EL BOSQUE DE LOS SUICIDIOS

Ella me dijo que yo no valía para ese trabajo. Inmediatamente se desmoronaron todos los andamios que trataban de apuntalar el edificio de mi autoconvencimiento. Ni siquiera el acuciante panorama de pobreza económica que me sobrevendría en apenas dos meses lograba inclinar la balanza hacia la opción de aceptar aquella tétrica opción laboral que alguien me había propuesto como último recurso y que hace horas valoraba como posible o incluso probable.

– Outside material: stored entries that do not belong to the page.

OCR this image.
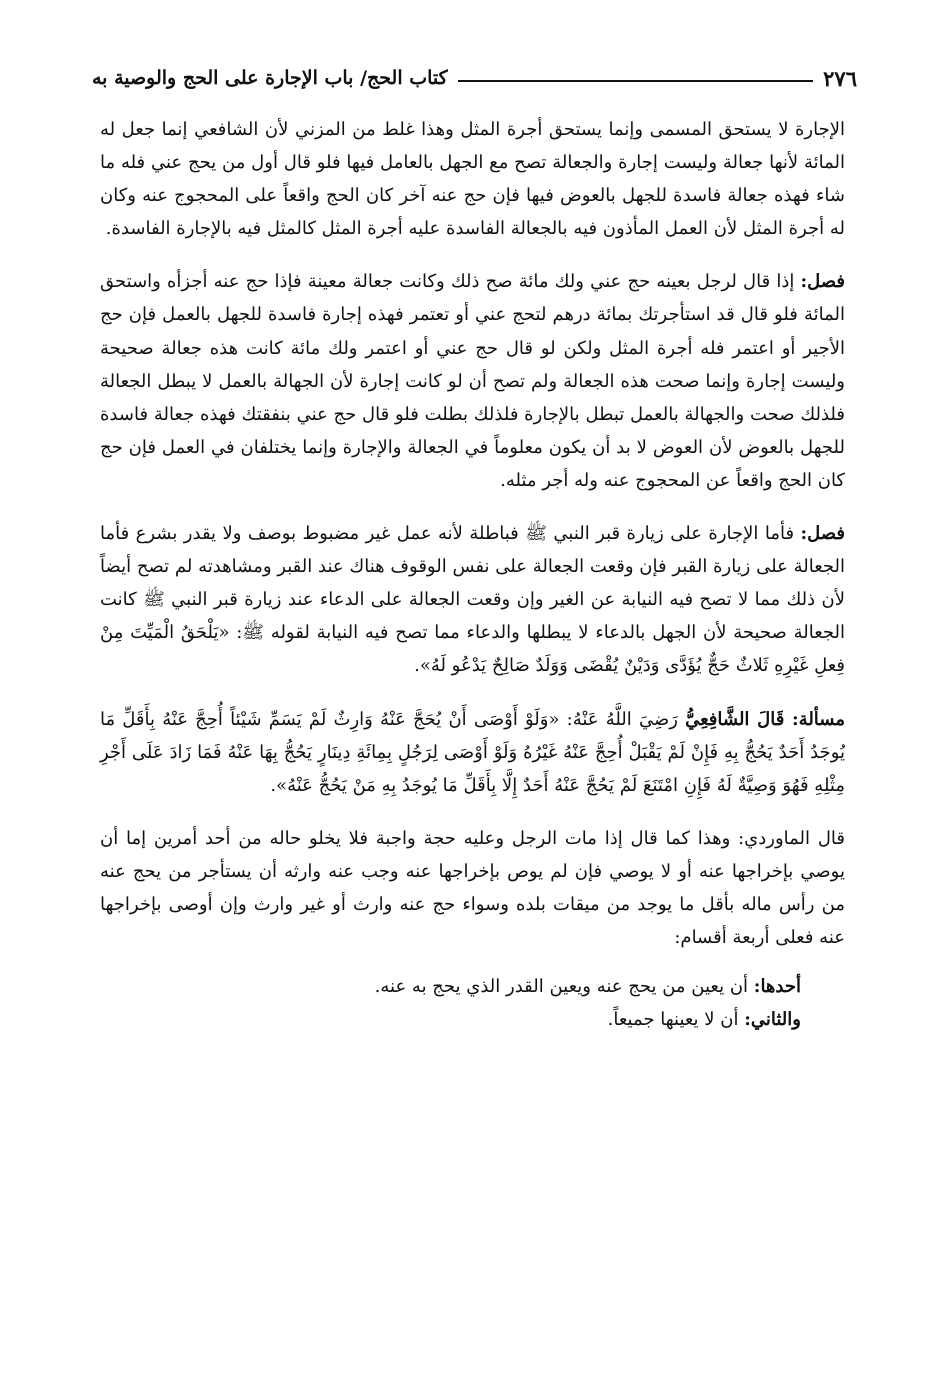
٢٧٦
كتاب الحج/ باب الإجارة على الحج والوصية به

الإجارة لا يستحق المسمى وإنما يستحق أجرة المثل وهذا غلط من المزني لأن الشافعي إنما جعل له المائة لأنها جعالة وليست إجارة والجعالة تصح مع الجهل بالعامل فيها فلو قال أول من يحج عني فله ما شاء فهذه جعالة فاسدة للجهل بالعوض فيها فإن حج عنه آخر كان الحج واقعاً على المحجوج عنه وكان له أجرة المثل لأن العمل المأذون فيه بالجعالة الفاسدة عليه أجرة المثل كالمثل فيه بالإجارة الفاسدة.

فصل: إذا قال لرجل بعينه حج عني ولك مائة صح ذلك وكانت جعالة معينة فإذا حج عنه أجزأه واستحق المائة فلو قال قد استأجرتك بمائة درهم لتحج عني أو تعتمر فهذه إجارة فاسدة للجهل بالعمل فإن حج الأجير أو اعتمر فله أجرة المثل ولكن لو قال حج عني أو اعتمر ولك مائة كانت هذه جعالة صحيحة وليست إجارة وإنما صحت هذه الجعالة ولم تصح أن لو كانت إجارة لأن الجهالة بالعمل لا يبطل الجعالة فلذلك صحت والجهالة بالعمل تبطل بالإجارة فلذلك بطلت فلو قال حج عني بنفقتك فهذه جعالة فاسدة للجهل بالعوض لأن العوض لا بد أن يكون معلوماً في الجعالة والإجارة وإنما يختلفان في العمل فإن حج كان الحج واقعاً عن المحجوج عنه وله أجر مثله.

فصل: فأما الإجارة على زيارة قبر النبي ﷺ فباطلة لأنه عمل غير مضبوط بوصف ولا يقدر بشرع فأما الجعالة على زيارة القبر فإن وقعت الجعالة على نفس الوقوف هناك عند القبر ومشاهدته لم تصح أيضاً لأن ذلك مما لا تصح فيه النيابة عن الغير وإن وقعت الجعالة على الدعاء عند زيارة قبر النبي ﷺ كانت الجعالة صحيحة لأن الجهل بالدعاء لا يبطلها والدعاء مما تصح فيه النيابة لقوله ﷺ: «يَلْحَقُ الْمَيِّتَ مِنْ فِعلِ غَيْرِهِ ثَلاثٌ حَجٌّ يُؤَدَّى وَدَيْنٌ يُقْضَى وَوَلَدٌ صَالِحٌ يَدْعُو لَهُ».

مسألة: قَالَ الشَّافِعِيُّ رَضِيَ اللَّهُ عَنْهُ: «وَلَوْ أَوْصَى أَنْ يُحَجَّ عَنْهُ وَارِثٌ لَمْ يَسَمِّ شَيْئاً أُحِجَّ عَنْهُ بِأَقَلِّ مَا يُوجَدُ أَحَدٌ يَحُجُّ بِهِ فَإِنْ لَمْ يَقْبَلْ أُحِجَّ عَنْهُ غَيْرُهُ وَلَوْ أَوْصَى لِرَجُلٍ بِمِائَةِ دِينَارٍ يَحُجُّ بِهَا عَنْهُ فَمَا زَادَ عَلَى أَجْرِ مِثْلِهِ فَهُوَ وَصِيَّةٌ لَهُ فَإِنِ امْتَنَعَ لَمْ يَحُجَّ عَنْهُ أَحَدٌ إِلَّا بِأَقَلِّ مَا يُوجَدُ بِهِ مَنْ يَحُجُّ عَنْهُ».

قال الماوردي: وهذا كما قال إذا مات الرجل وعليه حجة واجبة فلا يخلو حاله من أحد أمرين إما أن يوصي بإخراجها عنه أو لا يوصي فإن لم يوص بإخراجها عنه وجب عنه وارثه أن يستأجر من يحج عنه من رأس ماله بأقل ما يوجد من ميقات بلده وسواء حج عنه وارث أو غير وارث وإن أوصى بإخراجها عنه فعلى أربعة أقسام:

أحدها: أن يعين من يحج عنه ويعين القدر الذي يحج به عنه.

والثاني: أن لا يعينها جميعاً.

Ella me dijo siempre que yo nunca le había visto el culo a la mona, lo cual era una forma muy gráfica de mostrar su desprecio por las personas que, como yo, jamás se habían atrevido a mucho más en la vida que a buscarse sus propias castañas, eso sí, con guantes de acero para no chamuscarse las uñas. Mucho menos a entregar su tiempo y esfuerzo a las miserias de otros seres humanos. 
Por ello, al final y seguramente por llevarle la contraria, acepté el temido empleo de recoger cadáveres de personas suicidadas en el bosque Aokigahara. Lo que nunca me imaginé es que la primera muerta que iba a encontrar fuese ella, mi propia esposa, deshonrada por mi profesión.